Krisen-Roman: Kristof Magnusson erzählt von Mäusen und Menschen
“Das war ich nicht“ heißt der neue Roman von Kristof Magnusson. Seine Haupfigur Jasper arbeitet in Chicago, stammt aber aus Sprockhövel und hat an der „potthässlichen Ruhr-Uni“ studiert. Mit dem Nachfolger seines gefeierten Debüts „Zuhause“ ist Magnusson ein Werk voller Witz und Wunder gelungen.

Jasper Lüdemann wuchs auf in Sprockhövel, studierte an der „potthässlichen Ruhr-Uni” Bochum und arbeitet nun im Händlersaal bei Rutherford & Gold, der größten Investmentbank in Chicago. Einer der „Rockstars” der Finanzwelt, so sagt er jedenfalls selbst. Eines Tages will er in grandioser Selbstüberschätzung einem Kollegen helfen: Um dessen Verluste auszugleichen, wettet er auf den Fall einer Aktie. Die steigt. Jasper wettet weiter. Und wettet – bis seine Verluste das Gesamtvermögen der Bank übersteigen . . .
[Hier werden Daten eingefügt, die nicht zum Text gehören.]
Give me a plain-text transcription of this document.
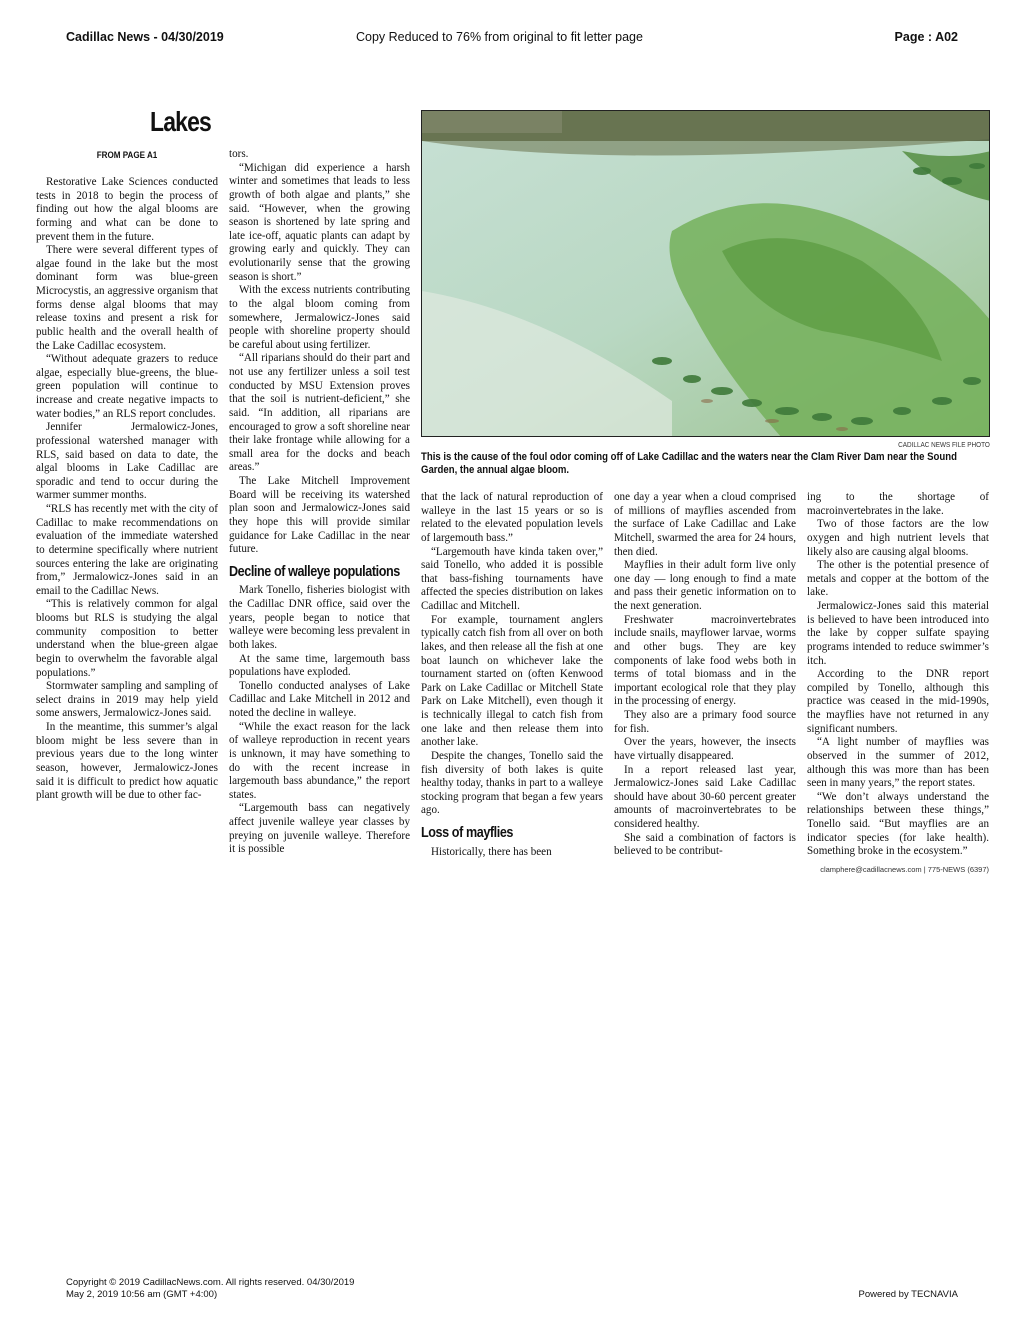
Cadillac News - 04/30/2019	Copy Reduced to 76% from original to fit letter page	Page : A02
Lakes
FROM PAGE A1
CADILLAC NEWS FILE PHOTO
This is the cause of the foul odor coming off of Lake Cadillac and the waters near the Clam River Dam near the Sound Garden, the annual algae bloom.

Restorative Lake Sciences conducted tests in 2018 to begin the process of finding out how the algal blooms are forming and what can be done to prevent them in the future.

There were several different types of algae found in the lake but the most dominant form was blue-green Microcystis, an aggressive organism that forms dense algal blooms that may release toxins and present a risk for public health and the overall health of the Lake Cadillac ecosystem.

“Without adequate grazers to reduce algae, especially blue-greens, the blue-green population will continue to increase and create negative impacts to water bodies,” an RLS report concludes.

Jennifer Jermalowicz-Jones, professional watershed manager with RLS, said based on data to date, the algal blooms in Lake Cadillac are sporadic and tend to occur during the warmer summer months.

“RLS has recently met with the city of Cadillac to make recommendations on evaluation of the immediate watershed to determine specifically where nutrient sources entering the lake are originating from,” Jermalowicz-Jones said in an email to the Cadillac News.

“This is relatively common for algal blooms but RLS is studying the algal community composition to better understand when the blue-green algae begin to overwhelm the favorable algal populations.”

Stormwater sampling and sampling of select drains in 2019 may help yield some answers, Jermalowicz-Jones said.

In the meantime, this summer’s algal bloom might be less severe than in previous years due to the long winter season, however, Jermalowicz-Jones said it is difficult to predict how aquatic plant growth will be due to other fac-

tors.

“Michigan did experience a harsh winter and sometimes that leads to less growth of both algae and plants,” she said. “However, when the growing season is shortened by late spring and late ice-off, aquatic plants can adapt by growing early and quickly. They can evolutionarily sense that the growing season is short.”

With the excess nutrients contributing to the algal bloom coming from somewhere, Jermalowicz-Jones said people with shoreline property should be careful about using fertilizer.

“All riparians should do their part and not use any fertilizer unless a soil test conducted by MSU Extension proves that the soil is nutrient-deficient,” she said. “In addition, all riparians are encouraged to grow a soft shoreline near their lake frontage while allowing for a small area for the docks and beach areas.”

The Lake Mitchell Improvement Board will be receiving its watershed plan soon and Jermalowicz-Jones said they hope this will provide similar guidance for Lake Cadillac in the near future.

Decline of walleye populations

Mark Tonello, fisheries biologist with the Cadillac DNR office, said over the years, people began to notice that walleye were becoming less prevalent in both lakes.

At the same time, largemouth bass populations have exploded.

Tonello conducted analyses of Lake Cadillac and Lake Mitchell in 2012 and noted the decline in walleye.

“While the exact reason for the lack of walleye reproduction in recent years is unknown, it may have something to do with the recent increase in largemouth bass abundance,” the report states.

“Largemouth bass can negatively affect juvenile walleye year classes by preying on juvenile walleye. Therefore it is possible

that the lack of natural reproduction of walleye in the last 15 years or so is related to the elevated population levels of largemouth bass.”

“Largemouth have kinda taken over,” said Tonello, who added it is possible that bass-fishing tournaments have affected the species distribution on lakes Cadillac and Mitchell.

For example, tournament anglers typically catch fish from all over on both lakes, and then release all the fish at one boat launch on whichever lake the tournament started on (often Kenwood Park on Lake Cadillac or Mitchell State Park on Lake Mitchell), even though it is technically illegal to catch fish from one lake and then release them into another lake.

Despite the changes, Tonello said the fish diversity of both lakes is quite healthy today, thanks in part to a walleye stocking program that began a few years ago.

Loss of mayflies

Historically, there has been

one day a year when a cloud comprised of millions of mayflies ascended from the surface of Lake Cadillac and Lake Mitchell, swarmed the area for 24 hours, then died.

Mayflies in their adult form live only one day — long enough to find a mate and pass their genetic information on to the next generation.

Freshwater macroinvertebrates include snails, mayflower larvae, worms and other bugs. They are key components of lake food webs both in terms of total biomass and in the important ecological role that they play in the processing of energy.

They also are a primary food source for fish.

Over the years, however, the insects have virtually disappeared.

In a report released last year, Jermalowicz-Jones said Lake Cadillac should have about 30-60 percent greater amounts of macroinvertebrates to be considered healthy.

She said a combination of factors is believed to be contribut-

ing to the shortage of macroinvertebrates in the lake.

Two of those factors are the low oxygen and high nutrient levels that likely also are causing algal blooms.

The other is the potential presence of metals and copper at the bottom of the lake.

Jermalowicz-Jones said this material is believed to have been introduced into the lake by copper sulfate spaying programs intended to reduce swimmer’s itch.

According to the DNR report compiled by Tonello, although this practice was ceased in the mid-1990s, the mayflies have not returned in any significant numbers.

“A light number of mayflies was observed in the summer of 2012, although this was more than has been seen in many years,” the report states.

“We don’t always understand the relationships between these things,” Tonello said. “But mayflies are an indicator species (for lake health). Something broke in the ecosystem.”

clamphere@cadillacnews.com | 775-NEWS (6397)
Copyright © 2019 CadillacNews.com. All rights reserved. 04/30/2019
May 2, 2019 10:56 am (GMT +4:00)	Powered by TECNAVIA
„Das war ich nicht” – das ist nach dem gefeierten Debüt, „Zuhause“, der zweite Roman des deutsch-isländischen Autors Kristof Magnusson, der 1976 in Hamburg geboren wurde. Und der dem Ruhrgebiet gar nichts Böses will, ehrlich! Beim Macondo-Festival präsentierte er seinen Roman, der in dieser Woche erscheint, vorab. Seine Theaterkomödie „Männerhort”, in Berlin mit Bastian Pastewka und Christoph Maria Herbst ein Publikumsmagnet, brachten hier auch das Stratmanns Theater in Essen und das Hansa-Theater Dortmund auf die Bühne.
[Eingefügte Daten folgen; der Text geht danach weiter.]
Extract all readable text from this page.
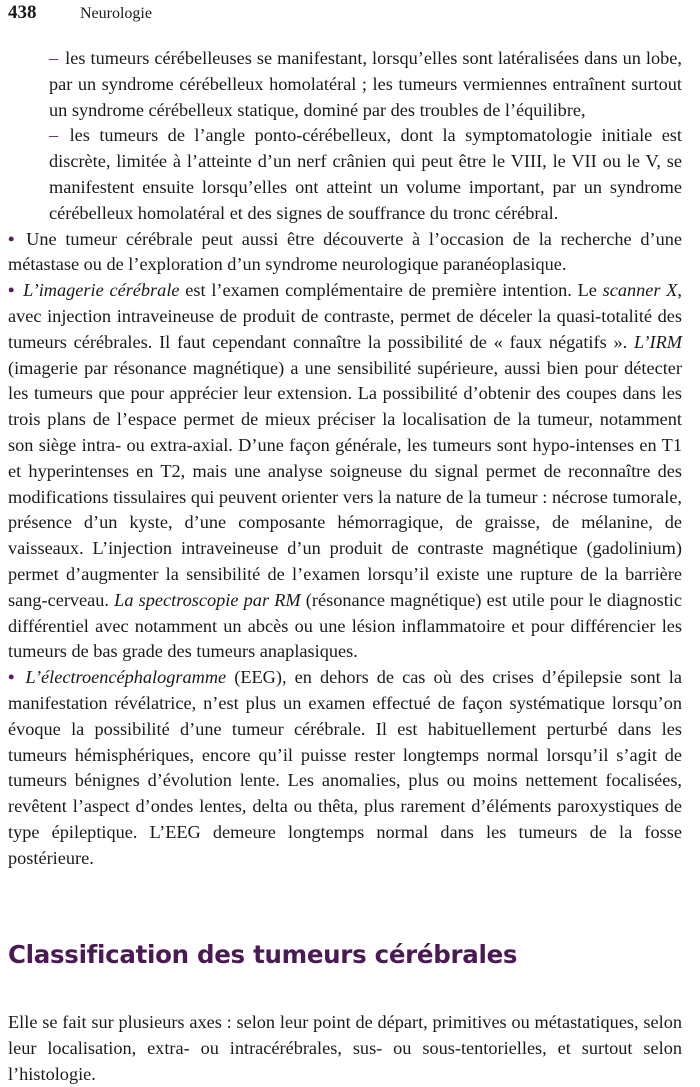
438	Neurologie

– les tumeurs cérébelleuses se manifestant, lorsqu’elles sont latéralisées dans un lobe, par un syndrome cérébelleux homolatéral ; les tumeurs vermiennes entraînent surtout un syndrome cérébelleux statique, dominé par des troubles de l’équilibre,

– les tumeurs de l’angle ponto-cérébelleux, dont la symptomatologie initiale est discrète, limitée à l’atteinte d’un nerf crânien qui peut être le VIII, le VII ou le V, se manifestent ensuite lorsqu’elles ont atteint un volume important, par un syndrome cérébelleux homolatéral et des signes de souffrance du tronc cérébral.

• Une tumeur cérébrale peut aussi être découverte à l’occasion de la recherche d’une métastase ou de l’exploration d’un syndrome neurologique paranéoplasique.

• L’imagerie cérébrale est l’examen complémentaire de première intention. Le scanner X, avec injection intraveineuse de produit de contraste, permet de déceler la quasi-totalité des tumeurs cérébrales. Il faut cependant connaître la possibilité de « faux négatifs ». L’IRM (imagerie par résonance magnétique) a une sensibilité supérieure, aussi bien pour détecter les tumeurs que pour apprécier leur extension. La possibilité d’obtenir des coupes dans les trois plans de l’espace permet de mieux préciser la localisation de la tumeur, notamment son siège intra- ou extra-axial. D’une façon générale, les tumeurs sont hypo-intenses en T1 et hyperintenses en T2, mais une analyse soigneuse du signal permet de reconnaître des modifications tissulaires qui peuvent orienter vers la nature de la tumeur : nécrose tumorale, présence d’un kyste, d’une composante hémorragique, de graisse, de mélanine, de vaisseaux. L’injection intraveineuse d’un produit de contraste magnétique (gadolinium) permet d’augmenter la sensibilité de l’examen lorsqu’il existe une rupture de la barrière sang-cerveau. La spectroscopie par RM (résonance magnétique) est utile pour le diagnostic différentiel avec notamment un abcès ou une lésion inflammatoire et pour différencier les tumeurs de bas grade des tumeurs anaplasiques.

• L’électroencéphalogramme (EEG), en dehors de cas où des crises d’épilepsie sont la manifestation révélatrice, n’est plus un examen effectué de façon systématique lorsqu’on évoque la possibilité d’une tumeur cérébrale. Il est habituellement perturbé dans les tumeurs hémisphériques, encore qu’il puisse rester longtemps normal lorsqu’il s’agit de tumeurs bénignes d’évolution lente. Les anomalies, plus ou moins nettement focalisées, revêtent l’aspect d’ondes lentes, delta ou thêta, plus rarement d’éléments paroxystiques de type épileptique. L’EEG demeure longtemps normal dans les tumeurs de la fosse postérieure.

Classification des tumeurs cérébrales

Elle se fait sur plusieurs axes : selon leur point de départ, primitives ou métastatiques, selon leur localisation, extra- ou intracérébrales, sus- ou sous-tentorielles, et surtout selon l’histologie.
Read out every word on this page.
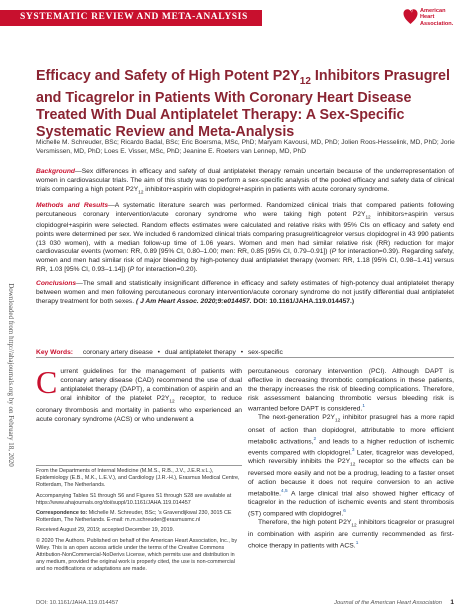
SYSTEMATIC REVIEW AND META-ANALYSIS
American
Heart
Association.
Downloaded from http://ahajournals.org by on February 18, 2020
Efficacy and Safety of High Potent $P2Y_{12}$ Inhibitors Prasugrel and Ticagrelor in Patients With Coronary Heart Disease Treated With Dual Antiplatelet Therapy: A Sex-Specific Systematic Review and Meta-Analysis
Michelle M. Schreuder, BSc; Ricardo Badal, BSc; Eric Boersma, MSc, PhD; Maryam Kavousi, MD, PhD; Jolien Roos-Hesselink, MD, PhD; Jorie Versmissen, MD, PhD; Loes E. Visser, MSc, PhD; Jeanine E. Roeters van Lennep, MD, PhD

Background—Sex differences in efficacy and safety of dual antiplatelet therapy remain uncertain because of the underrepresentation of women in cardiovascular trials. The aim of this study was to perform a sex-specific analysis of the pooled efficacy and safety data of clinical trials comparing a high potent $P2Y_{12}$ inhibitor+aspirin with clopidogrel+aspirin in patients with acute coronary syndrome.

Methods and Results—A systematic literature search was performed. Randomized clinical trials that compared patients following percutaneous coronary intervention/acute coronary syndrome who were taking high potent $P2Y_{12}$ inhibitors+aspirin versus clopidogrel+aspirin were selected. Random effects estimates were calculated and relative risks with 95% CIs on efficacy and safety end points were determined per sex. We included 6 randomized clinical trials comparing prasugrel/ticagrelor versus clopidogrel in 43 990 patients (13 030 women), with a median follow-up time of 1.06 years. Women and men had similar relative risk (RR) reduction for major cardiovascular events (women: RR, 0.89 [95% CI, 0.80–1.00; men: RR, 0.85 [95% CI, 0.79–0.91]) (P for interaction=0.39). Regarding safety, women and men had similar risk of major bleeding by high-potency dual antiplatelet therapy (women: RR, 1.18 [95% CI, 0.98–1.41] versus RR, 1.03 [95% CI, 0.93–1.14]) (P for interaction=0.20).

Conclusions—The small and statistically insignificant difference in efficacy and safety estimates of high-potency dual antiplatelet therapy between women and men following percutaneous coronary intervention/acute coronary syndrome do not justify differential dual antiplatelet therapy treatment for both sexes. ( J Am Heart Assoc. 2020;9:e014457. DOI: 10.1161/JAHA.119.014457.)

Key Words: coronary artery disease • dual antiplatelet therapy • sex-specific

Current guidelines for the management of patients with coronary artery disease (CAD) recommend the use of dual antiplatelet therapy (DAPT), a combination of aspirin and an oral inhibitor of the platelet $P2Y_{12}$ receptor, to reduce coronary thrombosis and mortality in patients who experienced an acute coronary syndrome (ACS) or who underwent a

From the Departments of Internal Medicine (M.M.S., R.B., J.V., J.E.R.v.L.), Epidemiology (E.B., M.K., L.E.V.), and Cardiology (J.R.-H.), Erasmus Medical Centre, Rotterdam, The Netherlands.

Accompanying Tables S1 through S6 and Figures S1 through S28 are available at https://www.ahajournals.org/doi/suppl/10.1161/JAHA.119.014457

Correspondence to: Michelle M. Schreuder, BSc; 's Gravendijkwal 230, 3015 CE Rotterdam, The Netherlands. E-mail: m.m.schreuder@erasmusmc.nl

Received August 29, 2019; accepted December 19, 2019.

© 2020 The Authors. Published on behalf of the American Heart Association, Inc., by Wiley. This is an open access article under the terms of the Creative Commons Attribution-NonCommercial-NoDerivs License, which permits use and distribution in any medium, provided the original work is properly cited, the use is non-commercial and no modifications or adaptations are made.

percutaneous coronary intervention (PCI). Although DAPT is effective in decreasing thrombotic complications in these patients, the therapy increases the risk of bleeding complications. Therefore, risk assessment balancing thrombotic versus bleeding risk is warranted before DAPT is considered.$^1$

The next-generation $P2Y_{12}$ inhibitor prasugrel has a more rapid onset of action than clopidogrel, attributable to more efficient metabolic activations,$^2$ and leads to a higher reduction of ischemic events compared with clopidogrel.$^3$ Later, ticagrelor was developed, which reversibly inhibits the $P2Y_{12}$ receptor so the effects can be reversed more easily and not be a prodrug, leading to a faster onset of action because it does not require conversion to an active metabolite.$^{4,5}$ A large clinical trial also showed higher efficacy of ticagrelor in the reduction of ischemic events and stent thrombosis (ST) compared with clopidogrel.$^6$

Therefore, the high potent $P2Y_{12}$ inhibitors ticagrelor or prasugrel in combination with aspirin are currently recommended as first-choice therapy in patients with ACS.$^1$

DOI: 10.1161/JAHA.119.014457	Journal of the American Heart Association 1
Dreimal Krise, dreimal Macht des Marktes

„Das war ich nicht” – das ist die Grundeinstellung, die die drei Hauptfiguren des Romans wie einen Schutzschild vor sich hertragen: Jasper, der private Leere mit beruflichem Überschwang ausgleicht. Die Literaturübersetzerin Meike Urbanski, die aus dem Hamburger Schanzenviertel vor zu viel Wein-Klima-Schränken und vor Langweiler-Lover Arthur „aufs Land” geflohen ist - und dort darauf wartet, dass US-Romancier Henry LaMarck endlich sein neues Werk fertigstellt. Schließlich Henry LaMarck selbst: ein Pulitzer-Preisträger, der kürzlich in einer TV-Show nicht wusste, was er sagen sollte, quasi aus Versehen einen Jahrhundertroman angekündigt hatte und nun auf eine Eingebung wartet, eine Idee. Irgendwas, womit er seine Schuld an die Leser bezahlen kann.

Dreimal Krise also, dreimal die Macht des Marktes. Magnusson lässt seine Protagonisten abwechselnd erzählen, in der Ich-Form und psychologisch schlüssig, ohne je psychologisierend zu werden. Wie gekonnt sie eigene Fehlentscheidung als schuldlos erlittene Schicksalsschläge hinstellen, wie beharrlich sie an längst überholten Selbstentwürfen festhalten, das eint die drei.

Ein Werk voller Witz und Wunder

Natürlich verbindet sie in diesem wohlkonstruierten Roman auch das Schicksal selbst: Meike begibt sich nach Chicago auf die Suche nach dem untergetauchten LaMarck. Dieser entdeckt in einem Zeitungsfoto endlich die erhoffte Inspiration: „Ein verzweifelter Banker – was für ein perfektes Symbol der Welt, die am 11. September attackiert worden war! So musste ich meinen Jahrhundertroman schreiben: aus der Innensicht des Systems.”

Der Banker, wir ahnen es: ist Jasper Lüdemann.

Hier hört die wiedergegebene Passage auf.